The returning master’s delight in these servants is evident. His trust has been well rewarded and they are rewarded, too. These servants gain a greater share both in the master’s work of managing his resources and in his joy at the abundance of growth created.
This sense of expansiveness and generosity is absent from the third servant, who has hidden and hoarded his master’s goods. He has been inactive on his master’s behalf, shunning accountability for what has been given. He even attributes his own meanness of spirit to his master, accusing him of being harsh and exploitative, as an excuse for shrinking back into himself and refusing his master’s commission. The servant has shown that he wants nothing of the invitation to be part of the life of the master’s estate. So the stewardship that he regarded as a liability, not a privilege, is taken away; he no longer belongs in his master’s house.

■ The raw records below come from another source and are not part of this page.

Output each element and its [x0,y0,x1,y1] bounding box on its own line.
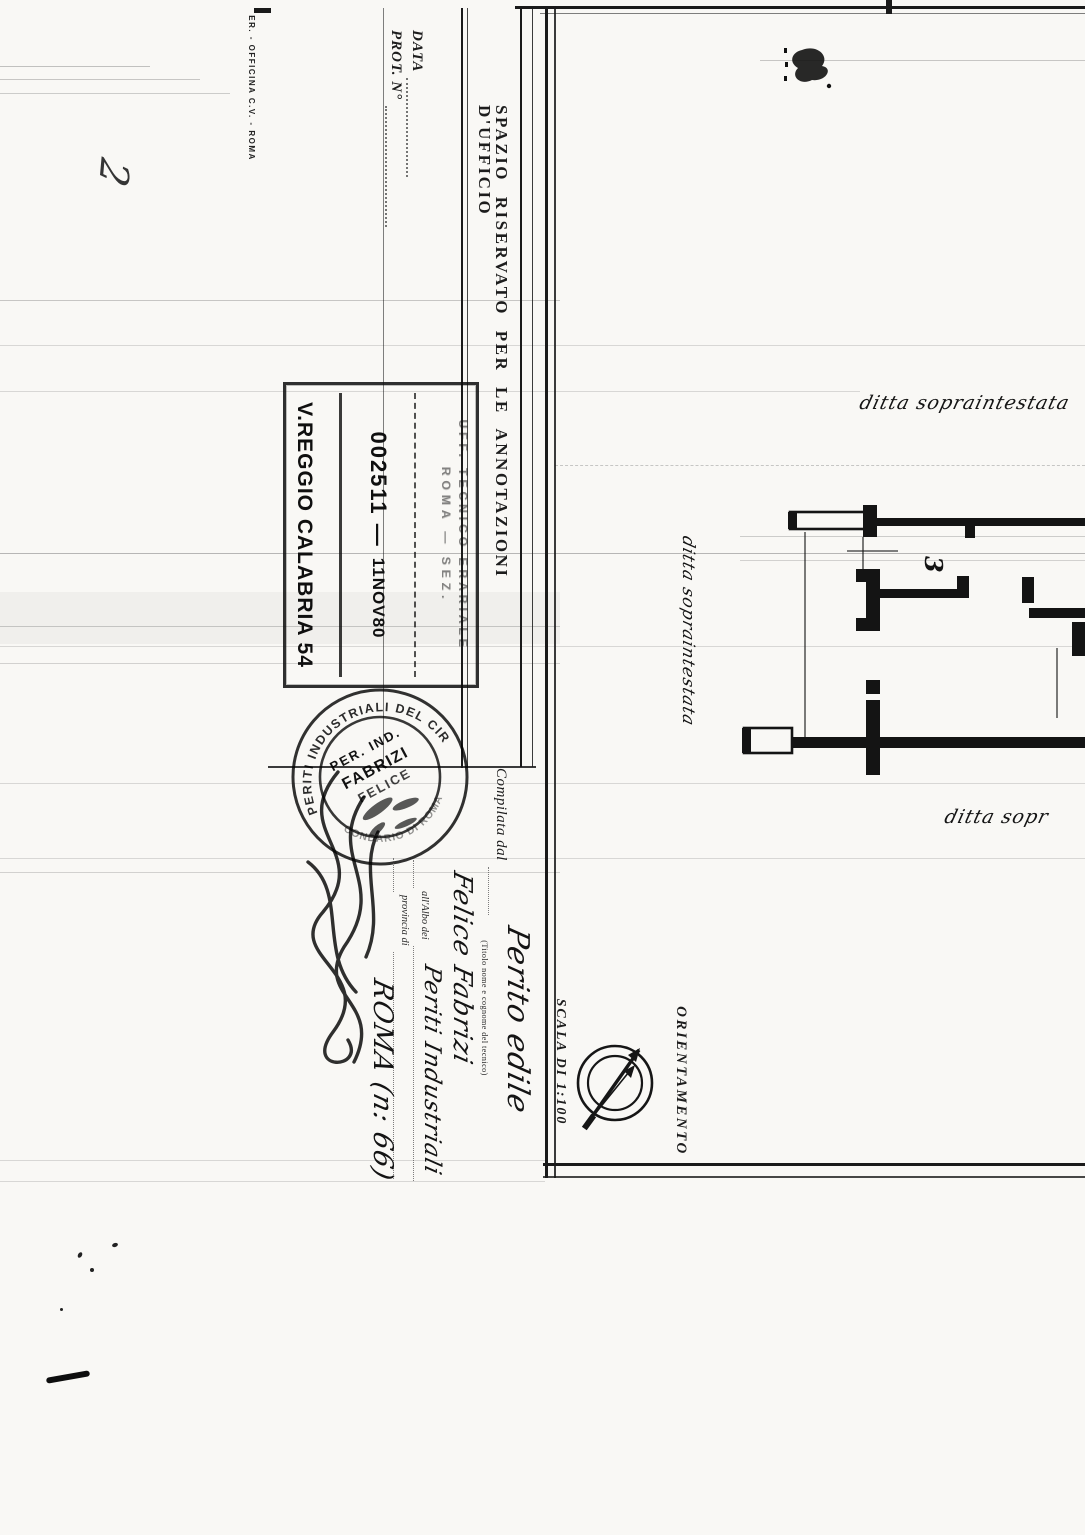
registry-office-stamp: UFF. TECNICO ERARIALE ROMA — SEZ. 002511… [283,382,479,688]
stamp-separator [414,393,416,677]
plan-frame-bottom-inner [543,1176,1085,1178]
handwritten-page-note: 2 [90,154,137,192]
register-value-handwriting: Periti Industriali [415,941,449,1199]
ink-speck [90,1268,94,1272]
stamp-separator [339,393,342,677]
date-label: DATA [409,30,424,72]
scale-label: SCALA DI 1:100 [550,977,570,1147]
scan-artifact-line [0,1181,545,1182]
form-border-vertical [532,8,533,767]
plan-frame-bottom [543,1163,1085,1166]
province-label: provincia di [399,895,410,946]
ink-speck [111,1242,118,1248]
office-annotations-title: SPAZIO RISERVATO PER LE ANNOTAZIONI D'UF… [481,105,505,665]
stamp-protocol-number: 002511 — [365,431,391,547]
stamp-date: 11NOV80 [368,558,388,639]
plan-frame-top-inner [540,13,1085,14]
printer-mark: ER. - OFFICINA C.V. - ROMA [245,7,257,169]
date-field: DATA [404,30,424,180]
plan-annotation-top: ditta sopraintestata [857,392,1084,414]
stamp-office-lines: UFF. TECNICO ERARIALE ROMA — SEZ. [439,393,470,677]
stamp-city-line: V.REGGIO CALABRIA 54 [292,393,316,677]
protocol-label: PROT. N° [388,30,403,100]
technician-name-handwriting: Felice Fabrizi [444,814,480,1123]
scan-artifact-line [0,93,230,94]
scan-artifact-line [555,465,1085,467]
scan-artifact-line [0,66,150,67]
handwritten-dash-mark [46,1370,90,1384]
plan-annotation-bottom-right: ditta sopr [942,806,1085,828]
plan-frame-left [545,6,548,1178]
plan-frame-top [515,6,1085,9]
ink-blob [782,42,842,97]
protocol-field: PROT. N° [383,30,403,230]
ink-speck [60,1308,63,1311]
date-leader-line [406,78,410,177]
register-leader [413,860,416,888]
scan-artifact-line [0,79,200,80]
qualification-handwriting: Perito edile [497,900,537,1140]
orientation-label: ORIENTAMENTO [670,991,692,1171]
stamp-protocol-row: 002511 — 11NOV80 [365,393,391,677]
form-border-vertical [520,8,522,767]
ink-speck [77,1251,83,1258]
compass-icon [573,1036,665,1132]
compiled-by-label: Compilata dal [493,768,508,861]
compiled-by-field: Compilata dal [486,768,508,918]
floor-plan-fragment: 3 [735,470,1085,790]
frame-tick [886,0,892,14]
province-value-handwriting: ROMA (n: 66) [365,956,401,1205]
room-number-label: 3 [919,556,948,573]
stamp-office-line2: ROMA — SEZ. [439,393,453,677]
register-label: all'Albo dei [419,891,430,940]
plan-annotation-side: ditta sopraintestata [675,493,701,769]
province-leader [393,858,396,892]
scanned-document-page: ER. - OFFICINA C.V. - ROMA 2 DATA PROT. … [0,0,1085,1535]
scan-artifact-line [0,858,1085,859]
scan-artifact-line [0,1160,545,1161]
stamp-office-line1: UFF. TECNICO ERARIALE [456,393,470,677]
scan-artifact-line [0,345,1085,346]
protocol-leader-line [385,106,389,227]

Jesus tells this story on the brink of his passion, and in the context of his ultimate return at the end of the age. When God comes among his people, through his prophets or in person, he entrusts them with his resources to use for the sake of his kingdom. Like all good stories, Jesus’ parable poses a question for his hearers: how are they using what their heavenly master has given, even in his apparent absence? Have they faithfully offered his word and worked to grow God’s kingdom, or have they sat tight and buried his message in the ground? What will they have to show the master when he returns?
As God’s people awaiting Christ’s return, what has the master entrusted to us: material advantages, gifts, skills, time, opportunity? Whatever we have been given, it comes with a call to put the master’s resources to work for his glory and others’ blessing. As you know, we have recently started a youth club for 7-11's - 6 people offering their time and their love and their care for children - and we have seen the need there is with some 35 children already signed up. Jesus parable highlights that not all are given identical talents. What particular ones have you been given that can be used to help grow God’s kingdom as we seek to grow over the coming years?
Living as the master’s stewards involves an active response, putting ourselves out to make a start, perhaps being creative with a new enterprise. It will mean persevering when it seems as though the master has not been around for some time. We will have to come out of our comfort zones and take some risks.
I have asked for the Mission Action Plan response forms to be returned on or before Advent Sunday - please use these to help us discern where the needs are for both the church and the community we are called to serve in God's name.
We do this because God himself has already taken the ultimate risk in unconditionally sending his Son to die for our salvation. How will we share that love unconditionally today?